On Tuesday 11 December, over 700 guests attended the Great Ormond Street Hospital Children’s Charity Christmas Carol Concert at the beautiful Victorian setting of St Paul’s Church, Knightsbridge.

The carol concert, which takes place annually, raised £225,000 this year to help fund vital imaging equipment at the hospital.

Great Ormond Street Hospital patients took centre stage at the concert, delivering readings between carols sung by The Gallery Choir of Westminster Cathedral Choir School.

Sponsored by Trailfinders and in its thirteenth year, the concert also featured a performance by violinist, Tansy Bennett. Special guest readers at the concert included Lord Julian Fellowes, creator of Downton Abbey, as well as actors Jonathan Pryce, Penelope Wilton and John Standing.

Professor David Goldblatt, Immunology Consultant from Great Ormond Street Hospital also spoke and patients Lottie and Louis, did readings at the concert. 

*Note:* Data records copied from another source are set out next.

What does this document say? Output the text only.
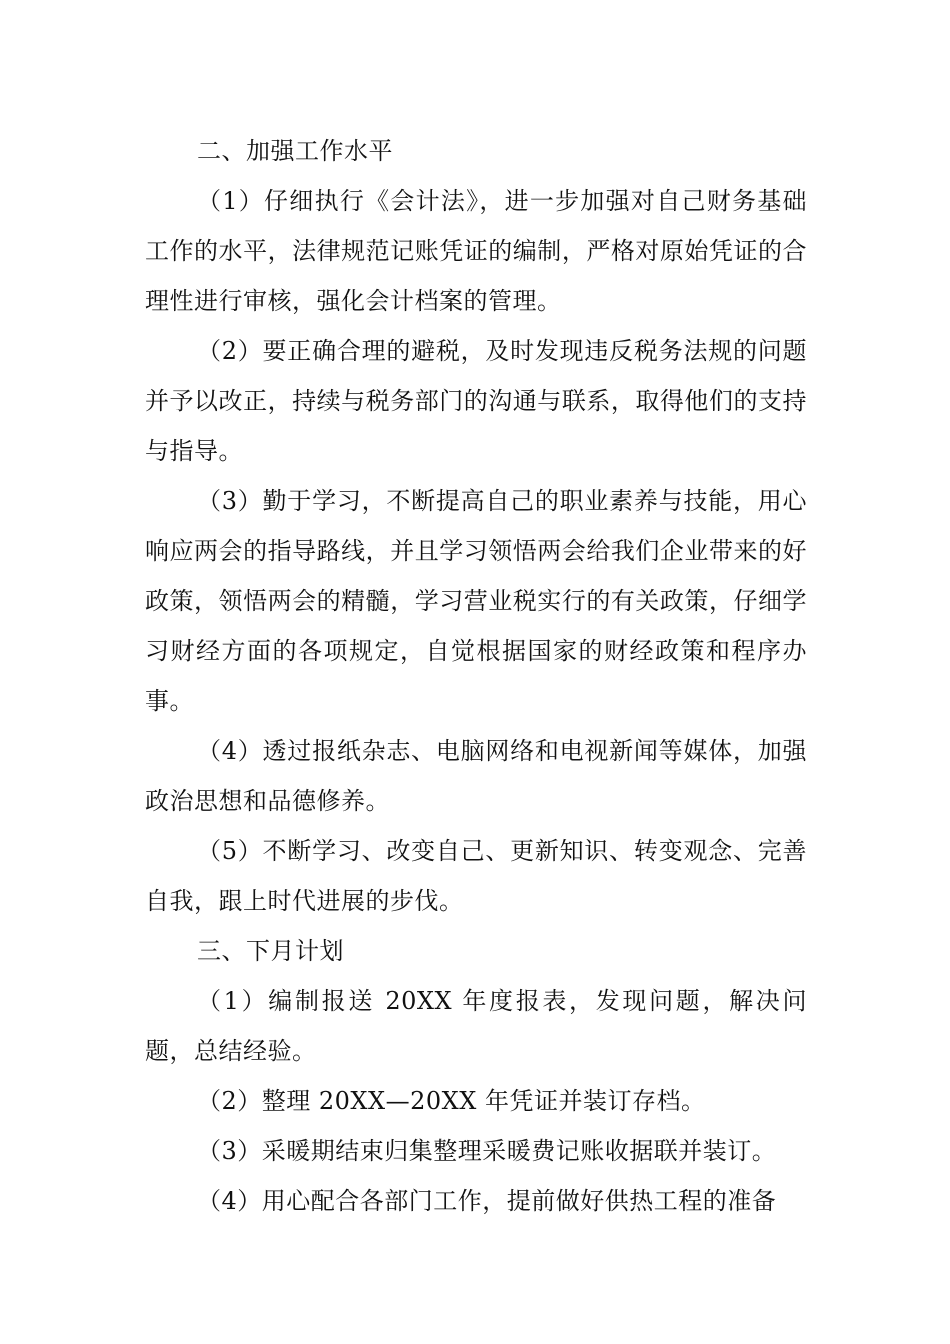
二、加强工作水平

（1）仔细执行《会计法》，进一步加强对自己财务基础工作的水平，法律规范记账凭证的编制，严格对原始凭证的合理性进行审核，强化会计档案的管理。

（2）要正确合理的避税，及时发现违反税务法规的问题并予以改正，持续与税务部门的沟通与联系，取得他们的支持与指导。

（3）勤于学习，不断提高自己的职业素养与技能，用心响应两会的指导路线，并且学习领悟两会给我们企业带来的好政策，领悟两会的精髓，学习营业税实行的有关政策，仔细学习财经方面的各项规定，自觉根据国家的财经政策和程序办事。

（4）透过报纸杂志、电脑网络和电视新闻等媒体，加强政治思想和品德修养。

（5）不断学习、改变自己、更新知识、转变观念、完善自我，跟上时代进展的步伐。

三、下月计划

（1）编制报送 20XX 年度报表，发现问题，解决问题，总结经验。

（2）整理 20XX—20XX 年凭证并装订存档。

（3）采暖期结束归集整理采暖费记账收据联并装订。

（4）用心配合各部门工作，提前做好供热工程的准备
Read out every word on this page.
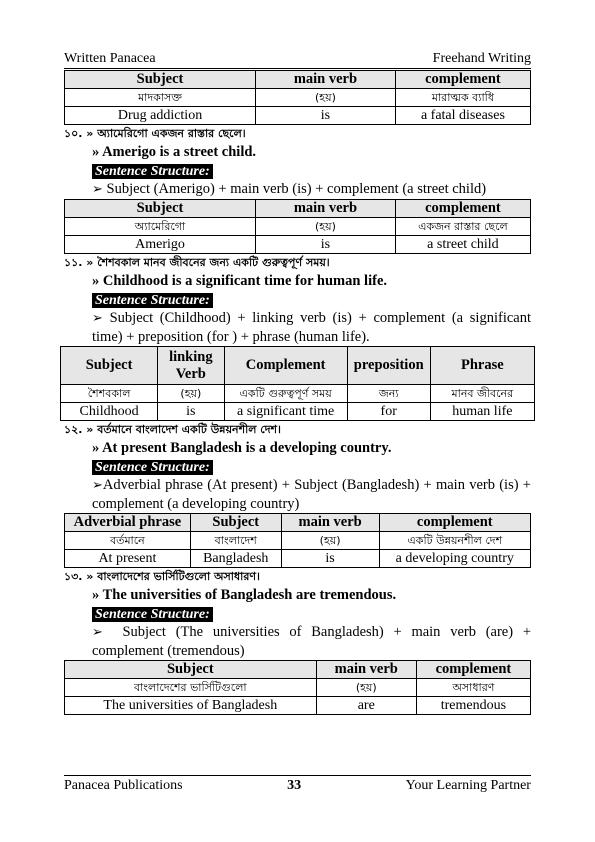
Written Panacea	Freehand Writing
Subject	main verb	complement
মাদকাসক্ত	(হয়)	মারাত্মক ব্যাধি
Drug addiction	is	a fatal diseases
১০. » অ্যামেরিগো একজন রাস্তার ছেলে।
» Amerigo is a street child.
Sentence Structure:
➢ Subject (Amerigo) + main verb (is) + complement (a street child)
Subject	main verb	complement
অ্যামেরিগো	(হয়)	একজন রাস্তার ছেলে
Amerigo	is	a street child
১১. » শৈশবকাল মানব জীবনের জন্য একটি গুরুত্বপূর্ণ সময়।
» Childhood is a significant time for human life.
Sentence Structure:
➢ Subject (Childhood) + linking verb (is) + complement (a significant time) + preposition (for ) + phrase (human life).
Subject	linking Verb	Complement	preposition	Phrase
শৈশবকাল	(হয়)	একটি গুরুত্বপূর্ণ সময়	জন্য	মানব জীবনের
Childhood	is	a significant time	for	human life
১২. » বর্তমানে বাংলাদেশ একটি উন্নয়নশীল দেশ।
» At present Bangladesh is a developing country.
Sentence Structure:
➢Adverbial phrase (At present) + Subject (Bangladesh) + main verb (is) + complement (a developing country)
Adverbial phrase	Subject	main verb	complement
বর্তমানে	বাংলাদেশ	(হয়)	একটি উন্নয়নশীল দেশ
At present	Bangladesh	is	a developing country
১৩. » বাংলাদেশের ভার্সিটিগুলো অসাধারণ।
» The universities of Bangladesh are tremendous.
Sentence Structure:
➢ Subject (The universities of Bangladesh) + main verb (are) + complement (tremendous)
Subject	main verb	complement
বাংলাদেশের ভার্সিটিগুলো	(হয়)	অসাধারণ
The universities of Bangladesh	are	tremendous
Panacea Publications	33	Your Learning Partner
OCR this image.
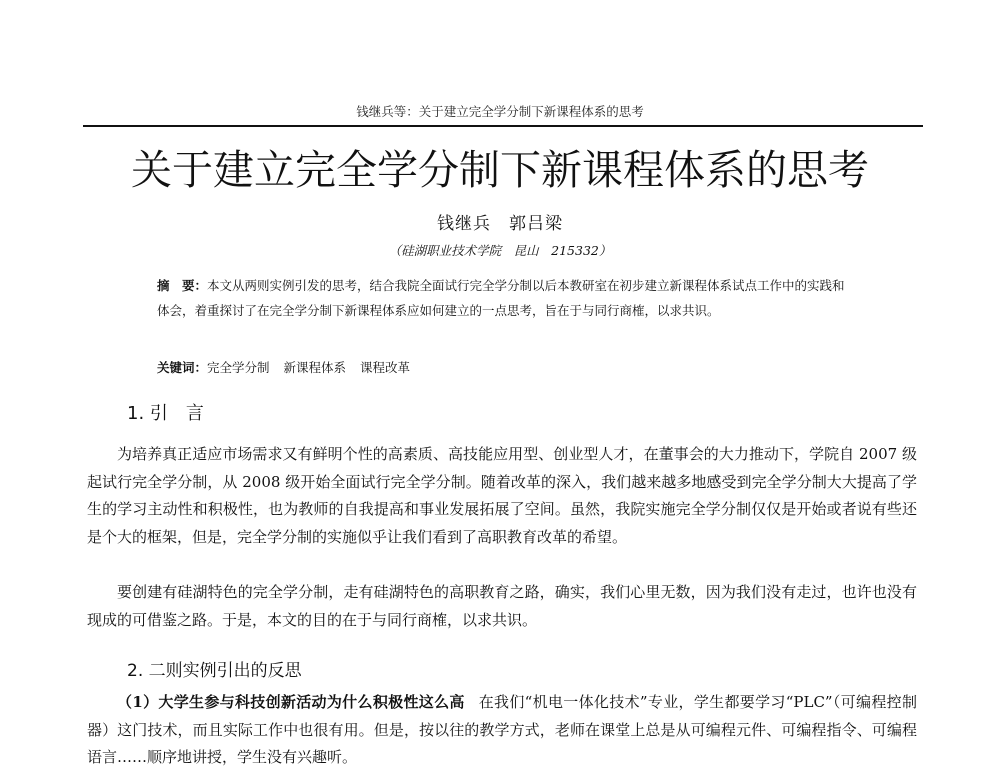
钱继兵等：关于建立完全学分制下新课程体系的思考
关于建立完全学分制下新课程体系的思考
钱继兵　郭吕梁
（硅湖职业技术学院　昆山　215332）
摘　要：本文从两则实例引发的思考，结合我院全面试行完全学分制以后本教研室在初步建立新课程体系试点工作中的实践和体会，着重探讨了在完全学分制下新课程体系应如何建立的一点思考，旨在于与同行商榷，以求共识。
关键词：完全学分制 新课程体系 课程改革
1. 引　言
为培养真正适应市场需求又有鲜明个性的高素质、高技能应用型、创业型人才，在董事会的大力推动下，学院自 2007 级起试行完全学分制，从 2008 级开始全面试行完全学分制。随着改革的深入，我们越来越多地感受到完全学分制大大提高了学生的学习主动性和积极性，也为教师的自我提高和事业发展拓展了空间。虽然，我院实施完全学分制仅仅是开始或者说有些还是个大的框架，但是，完全学分制的实施似乎让我们看到了高职教育改革的希望。
要创建有硅湖特色的完全学分制，走有硅湖特色的高职教育之路，确实，我们心里无数，因为我们没有走过，也许也没有现成的可借鉴之路。于是，本文的目的在于与同行商榷，以求共识。
2. 二则实例引出的反思
（1）大学生参与科技创新活动为什么积极性这么高 在我们“机电一体化技术”专业，学生都要学习“PLC”（可编程控制器）这门技术，而且实际工作中也很有用。但是，按以往的教学方式，老师在课堂上总是从可编程元件、可编程指令、可编程语言……顺序地讲授，学生没有兴趣听。
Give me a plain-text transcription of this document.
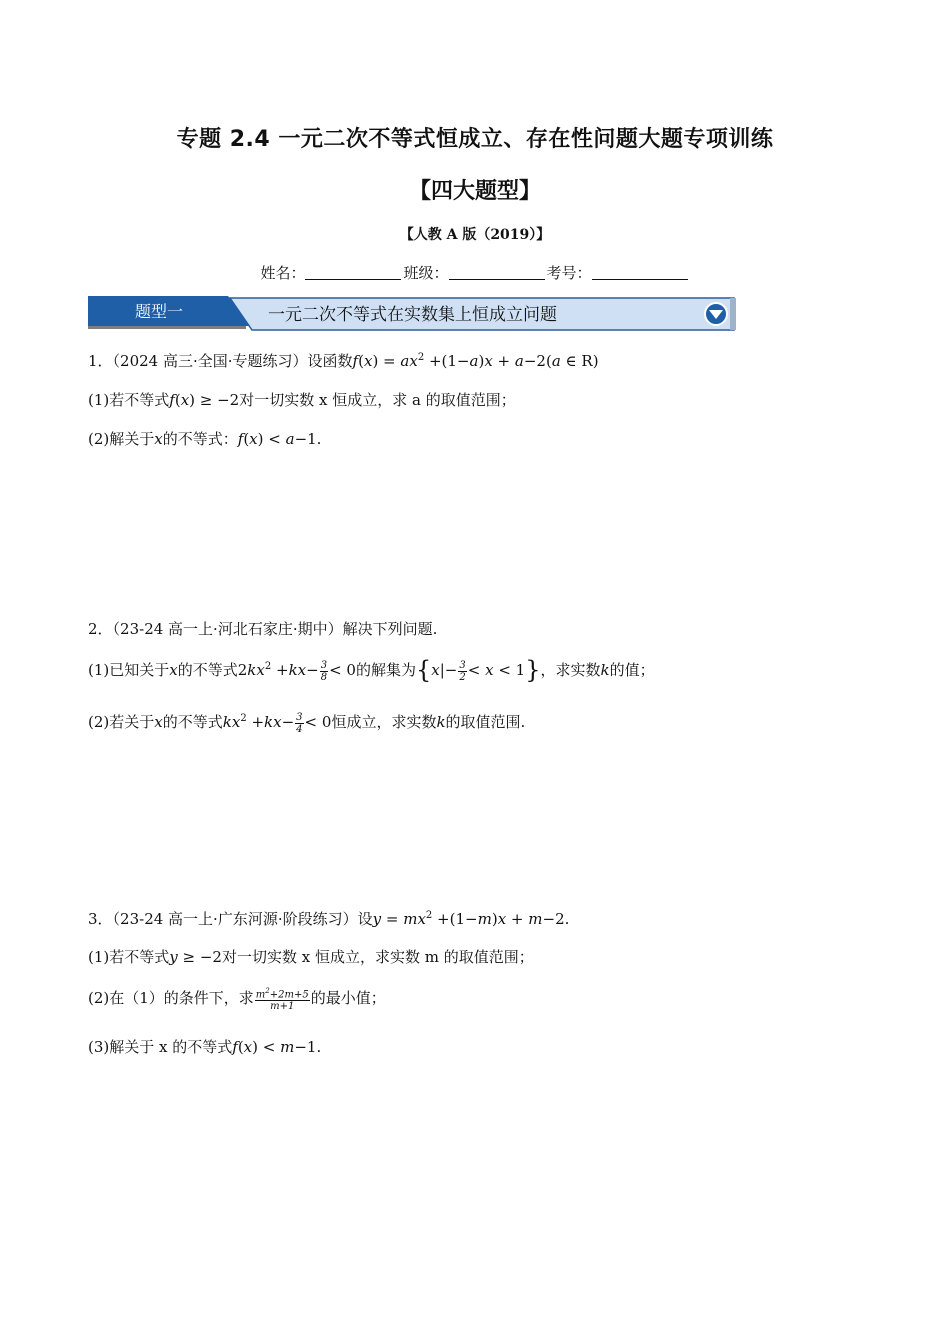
专题 2.4 一元二次不等式恒成立、存在性问题大题专项训练
【四大题型】
【人教 A 版（2019）】
姓名：	班级：	考号：
题型一	一元二次不等式在实数集上恒成立问题
1．（2024 高三·全国·专题练习）设函数$f(x) = ax^2 +(1-a)x + a-2(a$ ∈ R)
(1)若不等式f(x) ≥ −2对一切实数 x 恒成立，求 a 的取值范围；
(2)解关于x的不等式：f(x) < a−1.
2．（23-24 高一上·河北石家庄·期中）解决下列问题.
(1)已知关于x的不等式$2kx^2 +kx- \frac{3}{8} < 0$的解集为$\{x|- \frac{3}{2} < x < 1\}$，求实数k的值；
(2)若关于x的不等式$kx^2 +kx- \frac{3}{4} < 0$恒成立，求实数k的取值范围.
3．（23-24 高一上·广东河源·阶段练习）设$y = mx^2 +(1-m)x + m-2$.
(1)若不等式y ≥ −2对一切实数 x 恒成立，求实数 m 的取值范围；
(2)在（1）的条件下，求 $\frac{m^2+2m+5}{m+1}$ 的最小值；
(3)解关于 x 的不等式f(x) < m−1.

“I really loved reading at the Carol Concert. I felt very grown up and special. I was a bit worried at first but I knew I’d be ok. The party afterwards was really cool, I liked the sweets and lemonade!”

Seven year old Louis, a patient at Great Ormond Street Hospital

Christmas Carol Concert 2012 Reception
The reception

Exclusive champagne reception

After the concert, guests had the opportunity to join us for a sparkling reception of champagne and canapes within the charming surroundings of The Berkeley Hotel. Guests bid on a host of special prizes in our silent auction. 

For children, there were special canapes and magical entertainment, along with a chance to decorate their own ice cream sundaes.

Look Inside appeal

This year, the carol concert was supporting an integral part of the day-to-day life at Great Ormond Street Hospital – the imaging equipment. The Look Inside initiative has been started to raise money that will go towards some of the equipment the hospital badly needs; for imaging and screening to improve diagnosis, to enable the hospital to monitor progress, and to make critical decisions about treatment.

Different imaging equipment is used by clinicians across the hospital to look inside the body without opening it up. Imaging is needed to treat a wide range of conditions including heart disease, brain tumours, cancers, bone diseases, cystic fibrosis and other lung diseases, kidney stones and other kidney conditions.